[ENH] `concat` operation on distributions

Open fkiraly opened this issue 1 year ago • 1 comments

There should be a concat operation on distributions.

This will require:

a "concatenated distribution" compositor skpro.concat, similar to pd.concat
a dunder-like method in distributions to implement specific concat operations that allow to "flatten" concatenated distibutions of the same type

A direct consumer of this interface would be sktime.forecasting's predict_proba vectorization.

May 17 '24 11:05 fkiraly

Hackmd notes from the previous discussion

To view, click the dropdown arrow.

concat operation

Example usage

d1 = Normal(mu=[[1, 2], [3, 4]], sigma=1)  # 2 x 2
d2 = Normal(mu=0, sigma = [[2, 42]])  # 1 x 2

d = concat([d1, d2], axis=0)  # 3 x 2

This d should then be the same abstract distribution (not necessarily the same object) as if constructed direcctly by

d = Normal(
    mu = [[1, 2], [3, 4], [0, 0]],
    sigma = [[1, 1], [1, 1], [2, 42]],
)  # 3 x 2

(the repetition of 0s and 1s is due to broadcasting)

We observe the following:

pd.concat([d1.mean(), d2.mean()]) is the same as skpro.concat([d1, d2]).mean()
pd.concat([d1.var(), d2.var()]) is the same as skpro.concat([d1, d2]).var()
pd.concat([d1.pdf(x1), d2.pdf(x2)]) is the same as skpro.concat([d1, d2]).pdf(pd.concat([x1, x2]))

different distributions

SR - what happens if there are two different distributions, e.g., Normal or Laplace?

Example:

d1 = Normal(mu=[[1, 2], [3, 4]], sigma=1)  # 2 x 2
d2 = Laplace(mu=0, sscale=[[2, 42]])  # 1 x 2

d = concat([d1, d2], axis=0)  # 3 x 2

What is d?

FK - good question, I think it needs to be the "outer product" distribution, i.e., outer product of probability measures.
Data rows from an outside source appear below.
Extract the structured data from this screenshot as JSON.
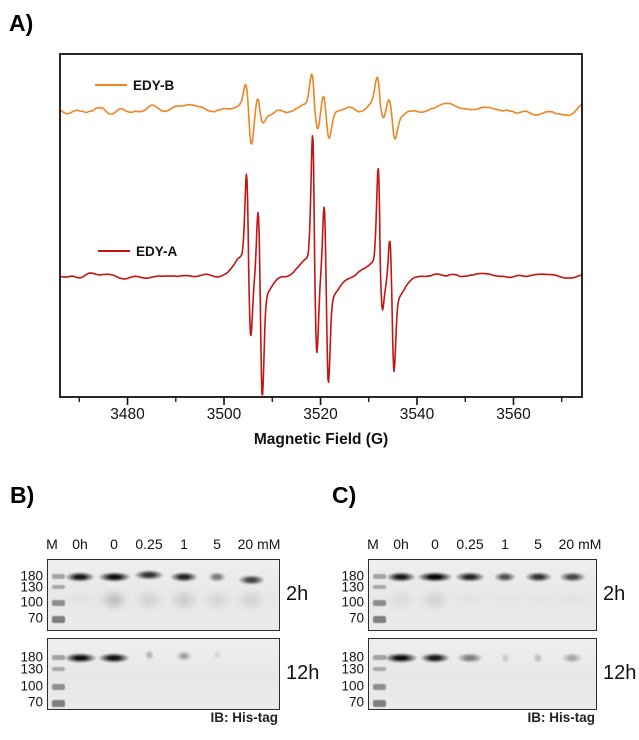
{
  "figure": {
    "panels": {
      "a": "A)",
      "b": "B)",
      "c": "C)"
    }
  },
  "chart_data": {
    "type": "line",
    "title": "",
    "xlabel": "Magnetic Field (G)",
    "ylabel": "",
    "x_range": [
      3466,
      3574.2
    ],
    "x_ticks_major": [
      3480,
      3500,
      3520,
      3540,
      3560
    ],
    "x_ticks_minor": [
      3470,
      3490,
      3510,
      3530,
      3550,
      3570
    ],
    "grid": false,
    "legend_position": "inside-left",
    "series": [
      {
        "name": "EDY-B",
        "color": "#EE8422",
        "offset": 1.71,
        "noise": 0.1,
        "seed": 7,
        "lines": [
          {
            "center": 3505.1,
            "width": 0.85,
            "up": 0.26,
            "down": 0.3
          },
          {
            "center": 3507.5,
            "width": 0.85,
            "up": 0.18,
            "down": 0.1
          },
          {
            "center": 3518.8,
            "width": 0.85,
            "up": 0.33,
            "down": 0.2
          },
          {
            "center": 3521.2,
            "width": 0.85,
            "up": 0.21,
            "down": 0.22
          },
          {
            "center": 3532.4,
            "width": 0.9,
            "up": 0.26,
            "down": 0.12
          },
          {
            "center": 3534.8,
            "width": 0.9,
            "up": 0.16,
            "down": 0.22
          },
          {
            "center": 3505.8,
            "width": 3.0,
            "up": 0.05,
            "down": 0.05
          },
          {
            "center": 3519.5,
            "width": 3.0,
            "up": 0.06,
            "down": 0.06
          },
          {
            "center": 3533.0,
            "width": 3.0,
            "up": 0.05,
            "down": 0.05
          }
        ]
      },
      {
        "name": "EDY-A",
        "color": "#C41414",
        "offset": 0,
        "noise": 0.055,
        "seed": 3,
        "lines": [
          {
            "center": 3505.1,
            "width": 0.62,
            "up": 0.9,
            "down": 0.67
          },
          {
            "center": 3507.5,
            "width": 0.62,
            "up": 0.8,
            "down": 1.04
          },
          {
            "center": 3518.8,
            "width": 0.62,
            "up": 1.31,
            "down": 0.86
          },
          {
            "center": 3521.2,
            "width": 0.62,
            "up": 0.85,
            "down": 0.88
          },
          {
            "center": 3532.4,
            "width": 0.62,
            "up": 1.0,
            "down": 0.37
          },
          {
            "center": 3534.8,
            "width": 0.62,
            "up": 0.57,
            "down": 0.73
          },
          {
            "center": 3506.0,
            "width": 3.2,
            "up": 0.2,
            "down": 0.22
          },
          {
            "center": 3519.8,
            "width": 3.2,
            "up": 0.18,
            "down": 0.22
          },
          {
            "center": 3533.2,
            "width": 3.2,
            "up": 0.15,
            "down": 0.25
          }
        ]
      }
    ]
  },
  "blots": {
    "lane_headers": [
      "M",
      "0h",
      "0",
      "0.25",
      "1",
      "5",
      "20 mM"
    ],
    "mw_labels": [
      "180",
      "130",
      "100",
      "70"
    ],
    "ib_label": "IB: His-tag",
    "panels": [
      {
        "id": "B",
        "rows": [
          {
            "time": "2h",
            "bands": [
              0.92,
              0.97,
              0.82,
              0.88,
              0.5,
              0.75
            ],
            "widths": [
              1.0,
              1.1,
              1.0,
              0.95,
              0.62,
              0.9
            ],
            "dy": [
              0,
              0,
              -2,
              0,
              0,
              3
            ],
            "smears": [
              0.07,
              0.6,
              0.33,
              0.42,
              0.25,
              0.33
            ]
          },
          {
            "time": "12h",
            "bands": [
              0.97,
              0.95,
              0.25,
              0.32,
              0.1,
              0
            ],
            "widths": [
              1.1,
              1.05,
              0.3,
              0.55,
              0.25,
              0.2
            ],
            "dy": [
              0,
              0,
              -3,
              -2,
              -3,
              0
            ],
            "smears": [
              0,
              0,
              0,
              0,
              0,
              0
            ]
          }
        ]
      },
      {
        "id": "C",
        "rows": [
          {
            "time": "2h",
            "bands": [
              0.92,
              1.0,
              0.87,
              0.68,
              0.82,
              0.72
            ],
            "widths": [
              1.0,
              1.2,
              1.0,
              0.75,
              0.9,
              0.9
            ],
            "dy": [
              0,
              0,
              0,
              0,
              0,
              0
            ],
            "smears": [
              0.18,
              0.32,
              0.06,
              0.05,
              0.05,
              0.06
            ]
          },
          {
            "time": "12h",
            "bands": [
              0.97,
              0.92,
              0.48,
              0.15,
              0.2,
              0.3
            ],
            "widths": [
              1.15,
              1.0,
              0.85,
              0.3,
              0.35,
              0.65
            ],
            "dy": [
              0,
              0,
              0,
              0,
              0,
              0
            ],
            "smears": [
              0,
              0,
              0,
              0,
              0,
              0
            ]
          }
        ]
      }
    ]
  }
}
This could be a separate compositee distribution object, and the same as

ConcatDistr([d1, d2], axis=0)

This happens whenever the two distribution types are different, i.e., we are not concating Normal with Normal or Laplace with Laplace.
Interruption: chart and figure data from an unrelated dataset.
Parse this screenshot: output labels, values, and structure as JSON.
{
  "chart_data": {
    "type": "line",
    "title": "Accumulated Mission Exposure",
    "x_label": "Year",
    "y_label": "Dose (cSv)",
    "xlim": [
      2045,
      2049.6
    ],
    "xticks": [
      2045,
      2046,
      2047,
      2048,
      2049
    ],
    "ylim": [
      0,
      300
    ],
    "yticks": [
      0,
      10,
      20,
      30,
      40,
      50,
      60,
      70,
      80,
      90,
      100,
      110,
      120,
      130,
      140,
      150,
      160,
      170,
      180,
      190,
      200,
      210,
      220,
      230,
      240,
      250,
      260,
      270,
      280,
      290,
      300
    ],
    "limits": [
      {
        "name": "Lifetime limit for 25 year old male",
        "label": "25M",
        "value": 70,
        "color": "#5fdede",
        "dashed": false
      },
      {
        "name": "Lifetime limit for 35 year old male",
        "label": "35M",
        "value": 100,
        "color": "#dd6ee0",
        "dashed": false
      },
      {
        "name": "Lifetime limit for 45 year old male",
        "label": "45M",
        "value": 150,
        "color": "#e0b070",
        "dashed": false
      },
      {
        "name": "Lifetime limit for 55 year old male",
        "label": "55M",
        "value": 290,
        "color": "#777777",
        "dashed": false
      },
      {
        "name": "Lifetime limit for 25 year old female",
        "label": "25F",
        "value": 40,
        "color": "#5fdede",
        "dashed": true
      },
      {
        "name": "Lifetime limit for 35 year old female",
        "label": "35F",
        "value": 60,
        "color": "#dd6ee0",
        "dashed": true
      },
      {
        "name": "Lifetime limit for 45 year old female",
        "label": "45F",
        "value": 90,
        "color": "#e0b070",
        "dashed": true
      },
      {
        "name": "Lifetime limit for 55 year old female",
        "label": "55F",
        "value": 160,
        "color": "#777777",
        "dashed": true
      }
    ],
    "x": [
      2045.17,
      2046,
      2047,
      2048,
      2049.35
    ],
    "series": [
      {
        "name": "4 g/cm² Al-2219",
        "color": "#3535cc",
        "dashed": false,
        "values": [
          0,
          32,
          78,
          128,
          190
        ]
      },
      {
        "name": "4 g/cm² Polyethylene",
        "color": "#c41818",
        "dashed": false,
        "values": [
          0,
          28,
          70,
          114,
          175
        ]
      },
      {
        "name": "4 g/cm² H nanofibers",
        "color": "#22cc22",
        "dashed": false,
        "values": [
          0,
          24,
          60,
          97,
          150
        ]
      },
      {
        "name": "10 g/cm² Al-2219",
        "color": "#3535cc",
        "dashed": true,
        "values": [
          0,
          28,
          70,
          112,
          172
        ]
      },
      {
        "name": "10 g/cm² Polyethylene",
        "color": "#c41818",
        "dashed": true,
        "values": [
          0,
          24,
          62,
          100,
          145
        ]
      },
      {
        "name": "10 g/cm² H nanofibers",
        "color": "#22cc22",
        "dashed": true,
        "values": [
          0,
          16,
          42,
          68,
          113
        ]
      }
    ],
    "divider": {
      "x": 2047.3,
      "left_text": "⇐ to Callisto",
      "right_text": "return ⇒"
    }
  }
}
mean and var behave as one would expect, same as above:

pd.concat([d1.mean(), d2.mean()]) is the same as skpro.concat([d1, d2]).mean()
pd.concat([d1.var(), d2.var()]) is the same as skpro.concat([d1, d2]).var()
pd.concat([d1.pdf(x1), d2.pdf(x2)]) is the same as skpro.concat([d1, d2]).pdf(pd.concat([x1, x2]))

Nothing would change here, except that ConcatDistr has to do the concatenations under the hood.

Implementation

FK: I would do two cases

First, detect whether all participating distributions are the same (type/class).

If yes, unwrap and concatenate the parameters, construct again. Perhaps allow only a certain set of distributions to behave lik ethis.

If no, wrap in ConcatDistr. This distribution type has special _mean, _var, _pdf etc, which applies these per component distribution, and then concatenates the result via pd.concat.

Thought: maybe there should be an option in concat, whether we always use ConcatDistr, or not (default?)

Nov 03 '24 05:11 SaiRevanth25